Difficoltà in arrivo per il Napoli di Antonio Conte, che affronterà il Milan senza punte centrali di ruolo. Come se non bastasse la tanto chiacchierata assenza di Lukaku, anche Rasmus Hojlund infatti sarà out per un fastidioso virus intestinale. Il danese lascia così un vuoto in attacco, costringendo il tecnico a operare delle scelte tattiche audaci per il match clou di questa sera allo stadio Diego Armando Maradona.
L’attacco reinventato: Giovane alla prima da titolare
Non certo il debutto casalingo che i tifosi partenopei si aspettavano. Giovane sarà gettato nella mischia dal primo minuto per cercare di sorprendere la rocciosa difesa rossonera. Accanto a lui, ci saranno i vari McTominay e De Bruyne, chiamati a sostenere il giovane nelle sue sortite offensive. Un attacco leggero per Conte, scelta rischiosa ma necessaria, dato che avrebbe preferito contare sulla fisicità di Hojlund, reduce però da un periodo non facile anche a livello internazionale, dopo l’errore dal dischetto fatale alla sua Danimarca nei playoff contro la Cechia.
Le assenze pesanti: un Napoli rivoluzionato
Le modifiche in attacco sono solamente una parte della rivoluzione che Antonio Conte è stato costretto a mettere in campo.
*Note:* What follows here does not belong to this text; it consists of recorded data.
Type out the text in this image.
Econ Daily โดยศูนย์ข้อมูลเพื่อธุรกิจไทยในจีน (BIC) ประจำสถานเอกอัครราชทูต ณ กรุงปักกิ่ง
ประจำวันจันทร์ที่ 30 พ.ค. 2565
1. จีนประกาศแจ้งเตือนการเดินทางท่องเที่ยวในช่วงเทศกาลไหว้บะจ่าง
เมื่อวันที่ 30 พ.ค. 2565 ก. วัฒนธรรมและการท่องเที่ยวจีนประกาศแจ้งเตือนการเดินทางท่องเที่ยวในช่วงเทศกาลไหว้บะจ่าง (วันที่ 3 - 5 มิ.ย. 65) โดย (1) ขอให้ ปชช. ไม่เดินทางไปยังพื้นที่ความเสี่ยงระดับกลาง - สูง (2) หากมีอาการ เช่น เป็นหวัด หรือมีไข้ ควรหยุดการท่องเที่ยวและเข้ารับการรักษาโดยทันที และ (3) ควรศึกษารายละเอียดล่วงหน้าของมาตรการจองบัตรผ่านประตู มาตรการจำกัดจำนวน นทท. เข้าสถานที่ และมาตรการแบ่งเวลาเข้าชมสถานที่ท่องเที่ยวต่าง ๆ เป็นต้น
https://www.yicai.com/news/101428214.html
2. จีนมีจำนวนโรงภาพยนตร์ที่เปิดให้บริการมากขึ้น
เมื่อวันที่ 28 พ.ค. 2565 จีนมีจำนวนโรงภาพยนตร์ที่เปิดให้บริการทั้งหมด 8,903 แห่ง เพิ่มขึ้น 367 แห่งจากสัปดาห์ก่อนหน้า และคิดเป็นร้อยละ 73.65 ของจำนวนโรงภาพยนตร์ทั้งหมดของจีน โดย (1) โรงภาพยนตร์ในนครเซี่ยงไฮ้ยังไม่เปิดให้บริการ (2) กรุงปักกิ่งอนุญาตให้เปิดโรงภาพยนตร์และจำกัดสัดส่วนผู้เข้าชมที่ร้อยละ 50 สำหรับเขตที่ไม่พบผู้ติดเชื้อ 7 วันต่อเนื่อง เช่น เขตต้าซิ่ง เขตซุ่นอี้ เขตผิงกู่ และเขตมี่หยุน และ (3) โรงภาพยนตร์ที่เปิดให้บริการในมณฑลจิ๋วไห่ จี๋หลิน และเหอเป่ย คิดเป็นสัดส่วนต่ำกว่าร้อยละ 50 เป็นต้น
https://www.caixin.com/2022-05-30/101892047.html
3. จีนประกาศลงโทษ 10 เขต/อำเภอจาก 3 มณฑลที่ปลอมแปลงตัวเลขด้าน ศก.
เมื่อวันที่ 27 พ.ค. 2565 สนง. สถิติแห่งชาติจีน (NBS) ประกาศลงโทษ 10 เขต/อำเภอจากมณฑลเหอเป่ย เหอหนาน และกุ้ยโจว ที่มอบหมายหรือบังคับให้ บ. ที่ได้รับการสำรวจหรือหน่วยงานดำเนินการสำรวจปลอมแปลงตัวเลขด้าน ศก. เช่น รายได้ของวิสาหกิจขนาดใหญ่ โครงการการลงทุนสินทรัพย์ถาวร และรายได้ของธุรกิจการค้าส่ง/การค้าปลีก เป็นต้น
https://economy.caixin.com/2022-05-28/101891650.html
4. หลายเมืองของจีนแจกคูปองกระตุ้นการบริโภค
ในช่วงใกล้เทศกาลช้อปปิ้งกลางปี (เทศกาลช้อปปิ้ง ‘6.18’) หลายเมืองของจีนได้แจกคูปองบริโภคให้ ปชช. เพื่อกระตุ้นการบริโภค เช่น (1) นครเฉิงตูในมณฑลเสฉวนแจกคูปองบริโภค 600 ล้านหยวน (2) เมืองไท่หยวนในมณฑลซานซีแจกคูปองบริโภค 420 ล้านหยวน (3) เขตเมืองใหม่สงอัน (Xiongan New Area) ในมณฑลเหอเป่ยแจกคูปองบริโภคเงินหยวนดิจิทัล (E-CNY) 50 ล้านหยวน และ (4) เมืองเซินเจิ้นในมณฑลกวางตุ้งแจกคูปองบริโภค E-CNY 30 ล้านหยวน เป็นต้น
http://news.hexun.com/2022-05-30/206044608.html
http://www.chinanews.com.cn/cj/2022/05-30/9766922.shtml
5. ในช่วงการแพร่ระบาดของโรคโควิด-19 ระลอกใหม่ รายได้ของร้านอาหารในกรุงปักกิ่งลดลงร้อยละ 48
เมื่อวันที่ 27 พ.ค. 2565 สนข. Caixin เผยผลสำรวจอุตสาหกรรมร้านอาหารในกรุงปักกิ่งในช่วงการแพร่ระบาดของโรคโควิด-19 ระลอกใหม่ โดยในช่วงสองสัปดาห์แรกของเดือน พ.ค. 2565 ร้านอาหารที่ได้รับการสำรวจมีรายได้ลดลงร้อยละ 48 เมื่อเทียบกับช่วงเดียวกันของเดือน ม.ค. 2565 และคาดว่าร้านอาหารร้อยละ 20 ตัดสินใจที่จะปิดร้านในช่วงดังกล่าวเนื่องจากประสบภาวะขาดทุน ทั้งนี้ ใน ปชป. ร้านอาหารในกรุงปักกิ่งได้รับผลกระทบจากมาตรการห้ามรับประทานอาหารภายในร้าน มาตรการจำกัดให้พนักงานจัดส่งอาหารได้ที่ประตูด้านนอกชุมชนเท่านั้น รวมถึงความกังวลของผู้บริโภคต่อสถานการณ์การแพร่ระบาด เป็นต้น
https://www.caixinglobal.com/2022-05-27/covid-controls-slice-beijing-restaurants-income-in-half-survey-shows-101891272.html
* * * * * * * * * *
Oltre a Giovane, per il Napoli in campo Gutierrez, al momento in vantaggio su Politano, e Spinazzola che occuperanno le corsie laterali. In mezzo al campo la coppia di titolarissimi formata da Lobotka e Anguissa.
Sul fronte difensivo, la notizia del rientro di Juan Jesus cerca di compensare le altre difficoltà: proprio lui ha il compito di guidare una linea arretrata che vedrà in campo anche Olivera e Buongiorno, mentre Milinkovic-Savic sarà il guardiano tra i pali.